De mis veranos en Guardo conservo infinidad de recuerdos que llevo en mi corazón.
Recuerdos y amigos.
Entre estos recuerdos están mis rutas con mi amigo, Chema.
Como últimamente las musas me han abandonado, no me queda otra que tirar de relatos escritos al regreso de las rutas con mi amigo.
Hacia frío esta mañana cuando emprendimos el viaje a la Ruta del Alba, en Asturias, pero una vez en la carretera, se adivinaba un día con mucho sol.
Al llegar a Riaño, las montañas se desperezaban bajo una bruma que impedía ver sus formas.
Estaban allí, aletargadas, con un halo de misterio, mientras la luna asomada al pantano se despedía silenciosa.
El espectáculo era muy bello.
Al poco rato, comenzamos a dar vueltas como en un tiovivo de esos de las ferias que tanto atractivo tienen en la población infantil.
Esas carreteras de montaña, poseen el encanto de ir descubriendo paisajes maravillosos en cada rincón, pero también, ese traqueteo, produce en mi un mareo que solo puedo subsanar con una pastilla antes de ponerme en camino.
Unas veces, el horizonte se pierde en un desfiladero de enormes piedras que parece van a sepultarnos de un momento a otro.
A la curva siguiente, de nuevo los rayos del sol iluminan la mañana junto a la ilusión de llegar a la meta soñada.
Es la aventura del camino.
Una vez llegados al pueblo, donde comienza la ruta, un buen café y a estirar las piernas en el bar más próximo.
Luego, preparar la mochila, ponerse el calzado adecuado, sombreo para el sol, bastón para apoyarse, y en marcha.
La belleza del lugar va apareciendo apenas emprendemos la marcha.
Los verdes prados de Asturias son inmensos.
En la paz del lugar, pastan vacas, caballos, ovejas...
Se respira un silencio apacible, tan solo interrumpido por el canto de algún pájaro y el murmullo de las aguas claras y cantarinas, que acompañan nuestros pasos.

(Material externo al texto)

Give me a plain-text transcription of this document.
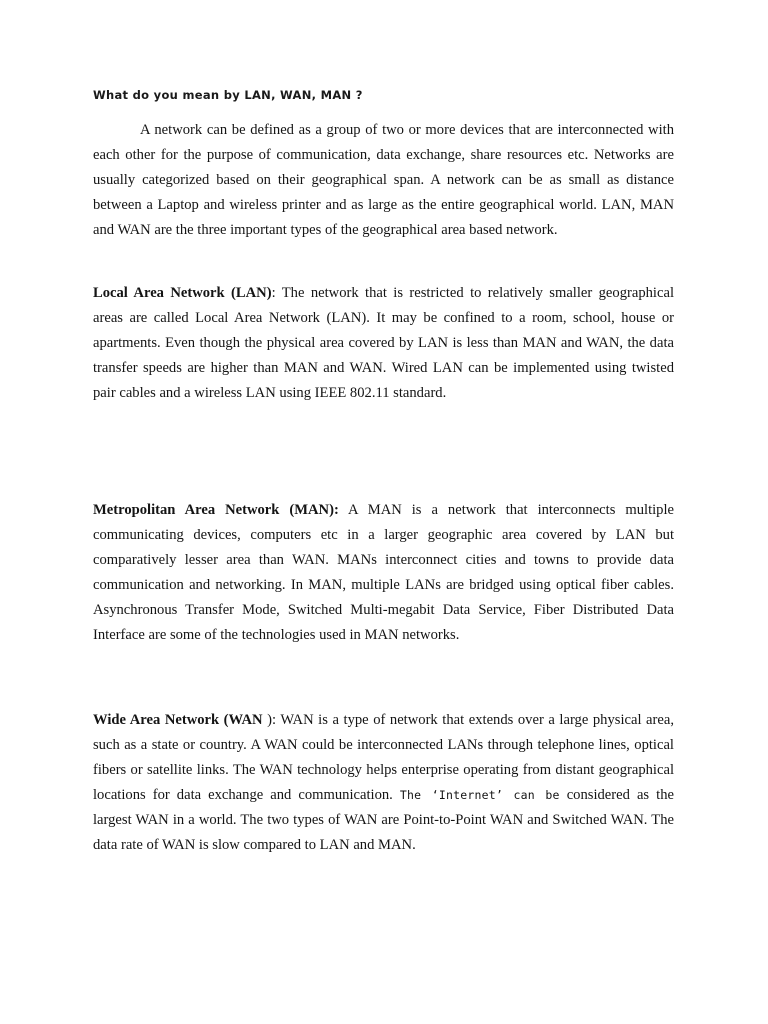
What do you mean by LAN, WAN, MAN ?

A network can be defined as a group of two or more devices that are interconnected with each other for the purpose of communication, data exchange, share resources etc. Networks are usually categorized based on their geographical span. A network can be as small as distance between a Laptop and wireless printer and as large as the entire geographical world. LAN, MAN and WAN are the three important types of the geographical area based network.

Local Area Network (LAN): The network that is restricted to relatively smaller geographical areas are called Local Area Network (LAN). It may be confined to a room, school, house or apartments. Even though the physical area covered by LAN is less than MAN and WAN, the data transfer speeds are higher than MAN and WAN. Wired LAN can be implemented using twisted pair cables and a wireless LAN using IEEE 802.11 standard.

Metropolitan Area Network (MAN): A MAN is a network that interconnects multiple communicating devices, computers etc in a larger geographic area covered by LAN but comparatively lesser area than WAN. MANs interconnect cities and towns to provide data communication and networking. In MAN, multiple LANs are bridged using optical fiber cables. Asynchronous Transfer Mode, Switched Multi-megabit Data Service, Fiber Distributed Data Interface are some of the technologies used in MAN networks.

Wide Area Network (WAN ): WAN is a type of network that extends over a large physical area, such as a state or country. A WAN could be interconnected LANs through telephone lines, optical fibers or satellite links. The WAN technology helps enterprise operating from distant geographical locations for data exchange and communication. The ‘Internet’ can be considered as the largest WAN in a world. The two types of WAN are Point-to-Point WAN and Switched WAN. The data rate of WAN is slow compared to LAN and MAN.
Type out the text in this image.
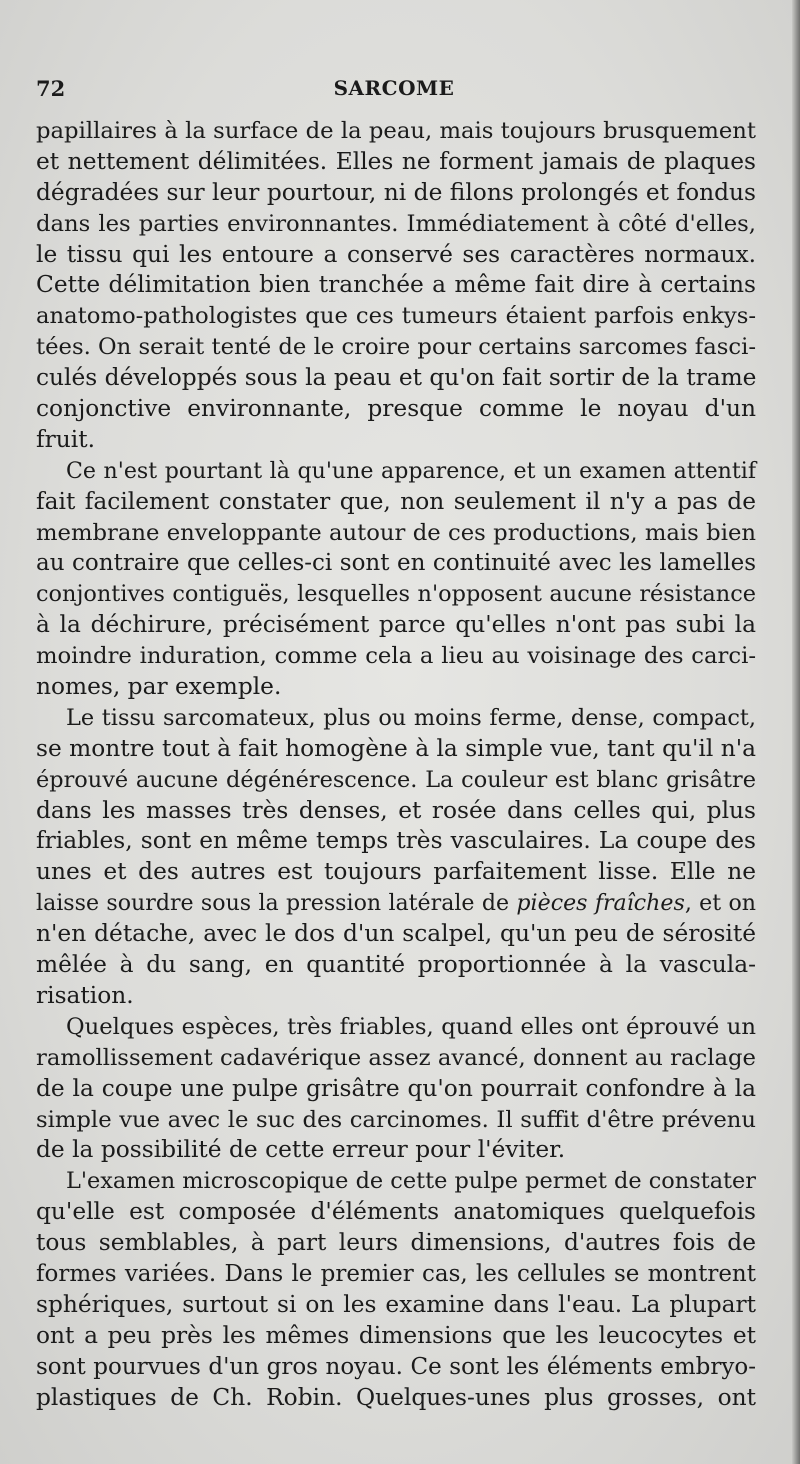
72	SARCOME
papillaires à la surface de la peau, mais toujours brusquement
et nettement délimitées. Elles ne forment jamais de plaques
dégradées sur leur pourtour, ni de filons prolongés et fondus
dans les parties environnantes. Immédiatement à côté d'elles,
le tissu qui les entoure a conservé ses caractères normaux.
Cette délimitation bien tranchée a même fait dire à certains
anatomo-pathologistes que ces tumeurs étaient parfois enkys-
tées. On serait tenté de le croire pour certains sarcomes fasci-
culés développés sous la peau et qu'on fait sortir de la trame
conjonctive environnante, presque comme le noyau d'un
fruit.
Ce n'est pourtant là qu'une apparence, et un examen attentif
fait facilement constater que, non seulement il n'y a pas de
membrane enveloppante autour de ces productions, mais bien
au contraire que celles-ci sont en continuité avec les lamelles
conjontives contiguës, lesquelles n'opposent aucune résistance
à la déchirure, précisément parce qu'elles n'ont pas subi la
moindre induration, comme cela a lieu au voisinage des carci-
nomes, par exemple.
Le tissu sarcomateux, plus ou moins ferme, dense, compact,
se montre tout à fait homogène à la simple vue, tant qu'il n'a
éprouvé aucune dégénérescence. La couleur est blanc grisâtre
dans les masses très denses, et rosée dans celles qui, plus
friables, sont en même temps très vasculaires. La coupe des
unes et des autres est toujours parfaitement lisse. Elle ne
laisse sourdre sous la pression latérale de pièces fraîches, et on
n'en détache, avec le dos d'un scalpel, qu'un peu de sérosité
mêlée à du sang, en quantité proportionnée à la vascula-
risation.
Quelques espèces, très friables, quand elles ont éprouvé un
ramollissement cadavérique assez avancé, donnent au raclage
de la coupe une pulpe grisâtre qu'on pourrait confondre à la
simple vue avec le suc des carcinomes. Il suffit d'être prévenu
de la possibilité de cette erreur pour l'éviter.
L'examen microscopique de cette pulpe permet de constater
qu'elle est composée d'éléments anatomiques quelquefois
tous semblables, à part leurs dimensions, d'autres fois de
formes variées. Dans le premier cas, les cellules se montrent
sphériques, surtout si on les examine dans l'eau. La plupart
ont a peu près les mêmes dimensions que les leucocytes et
sont pourvues d'un gros noyau. Ce sont les éléments embryo-
plastiques de Ch. Robin. Quelques-unes plus grosses, ont
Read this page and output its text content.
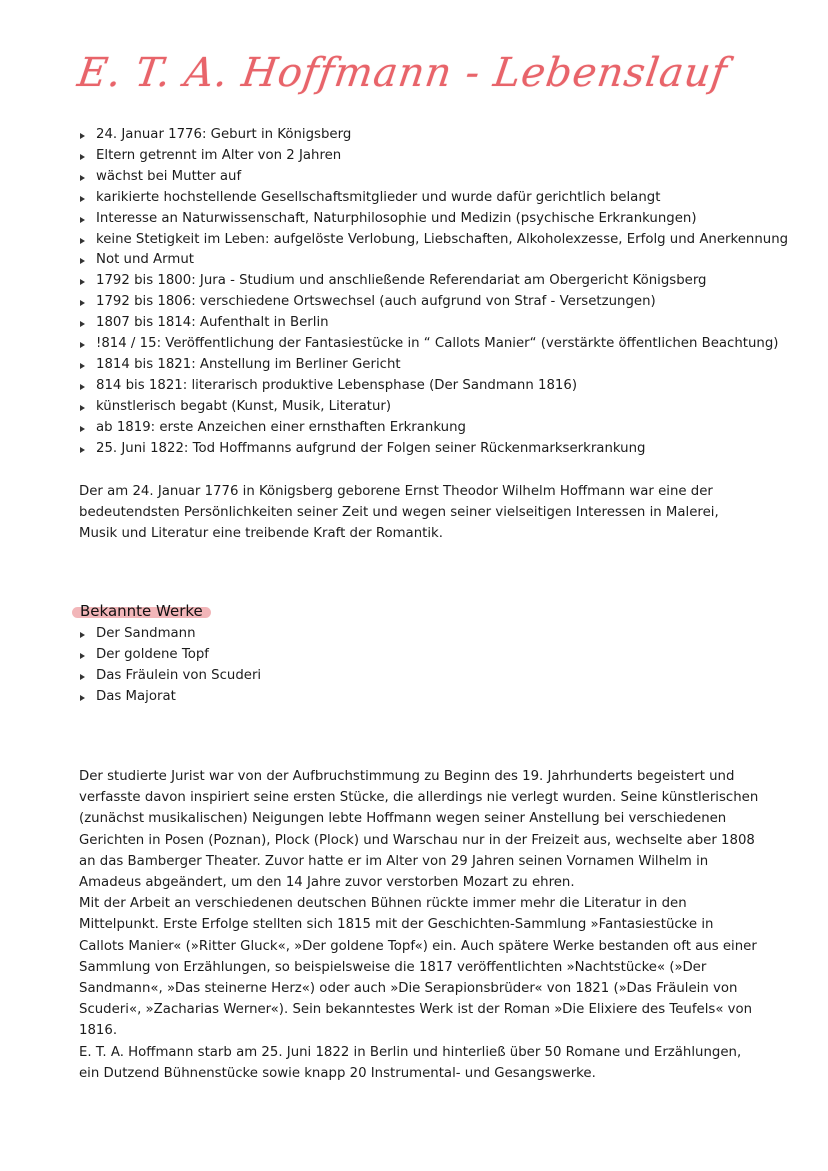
E. T. A. Hoffmann - Lebenslauf
24. Januar 1776: Geburt in Königsberg
Eltern getrennt im Alter von 2 Jahren
wächst bei Mutter auf
karikierte hochstellende Gesellschaftsmitglieder und wurde dafür gerichtlich belangt
Interesse an Naturwissenschaft, Naturphilosophie und Medizin (psychische Erkrankungen)
keine Stetigkeit im Leben: aufgelöste Verlobung, Liebschaften, Alkoholexzesse, Erfolg und Anerkennung
Not und Armut
1792 bis 1800: Jura - Studium und anschließende Referendariat am Obergericht Königsberg
1792 bis 1806: verschiedene Ortswechsel (auch aufgrund von Straf - Versetzungen)
1807 bis 1814: Aufenthalt in Berlin
!814 / 15: Veröffentlichung der Fantasiestücke in “ Callots Manier“ (verstärkte öffentlichen Beachtung)
1814 bis 1821: Anstellung im Berliner Gericht
814 bis 1821: literarisch produktive Lebensphase (Der Sandmann 1816)
künstlerisch begabt (Kunst, Musik, Literatur)
ab 1819: erste Anzeichen einer ernsthaften Erkrankung
25. Juni 1822: Tod Hoffmanns aufgrund der Folgen seiner Rückenmarkserkrankung

Der am 24. Januar 1776 in Königsberg geborene Ernst Theodor Wilhelm Hoffmann war eine der bedeutendsten Persönlichkeiten seiner Zeit und wegen seiner vielseitigen Interessen in Malerei, Musik und Literatur eine treibende Kraft der Romantik.

Bekannte Werke
Der Sandmann
Der goldene Topf
Das Fräulein von Scuderi
Das Majorat
Der studierte Jurist war von der Aufbruchstimmung zu Beginn des 19. Jahrhunderts begeistert und verfasste davon inspiriert seine ersten Stücke, die allerdings nie verlegt wurden. Seine künstlerischen (zunächst musikalischen) Neigungen lebte Hoffmann wegen seiner Anstellung bei verschiedenen Gerichten in Posen (Poznan), Plock (Plock) und Warschau nur in der Freizeit aus, wechselte aber 1808 an das Bamberger Theater. Zuvor hatte er im Alter von 29 Jahren seinen Vornamen Wilhelm in Amadeus abgeändert, um den 14 Jahre zuvor verstorben Mozart zu ehren.
Mit der Arbeit an verschiedenen deutschen Bühnen rückte immer mehr die Literatur in den Mittelpunkt. Erste Erfolge stellten sich 1815 mit der Geschichten-Sammlung »Fantasiestücke in Callots Manier« (»Ritter Gluck«, »Der goldene Topf«) ein. Auch spätere Werke bestanden oft aus einer Sammlung von Erzählungen, so beispielsweise die 1817 veröffentlichten »Nachtstücke« (»Der Sandmann«, »Das steinerne Herz«) oder auch »Die Serapionsbrüder« von 1821 (»Das Fräulein von Scuderi«, »Zacharias Werner«). Sein bekanntestes Werk ist der Roman »Die Elixiere des Teufels« von 1816.
E. T. A. Hoffmann starb am 25. Juni 1822 in Berlin und hinterließ über 50 Romane und Erzählungen, ein Dutzend Bühnenstücke sowie knapp 20 Instrumental- und Gesangswerke.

Las piedras se fusionan con el agua y forman cascadas que corren veloces en libertad llevadas por la corriente.
Si miras a lo alto, los picos te sobrecogen por su inmensidad.
Parecen magníficas catedrales erigidas sin la necesidad de la mano del hombre, incluso se adivinan rostros de belleza escultórica en ellos.
Vamos despacio, sin prisa alguna, en silencio, para poder captar la belleza en estado puro y poder respirar un aliento de vida otoñal en cada recodo del camino.
Pura poesía para los sentidos.
El sol, aparece y se esconde entre los riscos.
Parece quiere jugar con nosotros al escondite.
En algún momento, la subida se hace más lenta y costosa.
Después de largo rato, se acerca la hora de la llegada a la meta.
Una vez allí, ha valido la pena el esfuerzo.
Y como premio, el refrigerio del agua fresca, una exquisita tortilla, jamón, queso, ciruelas...
Otros caminantes se unen a nosotros. Traen a sus perros con ellos. Saltan, corren, juegan...
Es mediodía y aparecen varios grupos cansados y dispuestos como nosotros a recuperar fuerzas.
Un atrevido sol, me besa la cara, mientras paladeo los ricos manjares.
Después, llega la hora del regreso.
La bajada es más fácil.
El mismo paisaje desde otra perspectiva, hace que la magia vuelva a aparecer por los rincones.
Seis kilómetros de nuevo hasta llegar al pueblo.
Un café, un pequeño descanso y emprendemos el regreso.
La compañía, inmejorable.
Charlamos, reímos...
O mejor dicho, charlo yo por los codos...jejeje.
Anochece cuando llegamos a Guardo.
Así de noche, comenzamos la aventura.
P.D. Disculpad por la letra. No sé que ha ocurrido que ha salido de varios tamaños.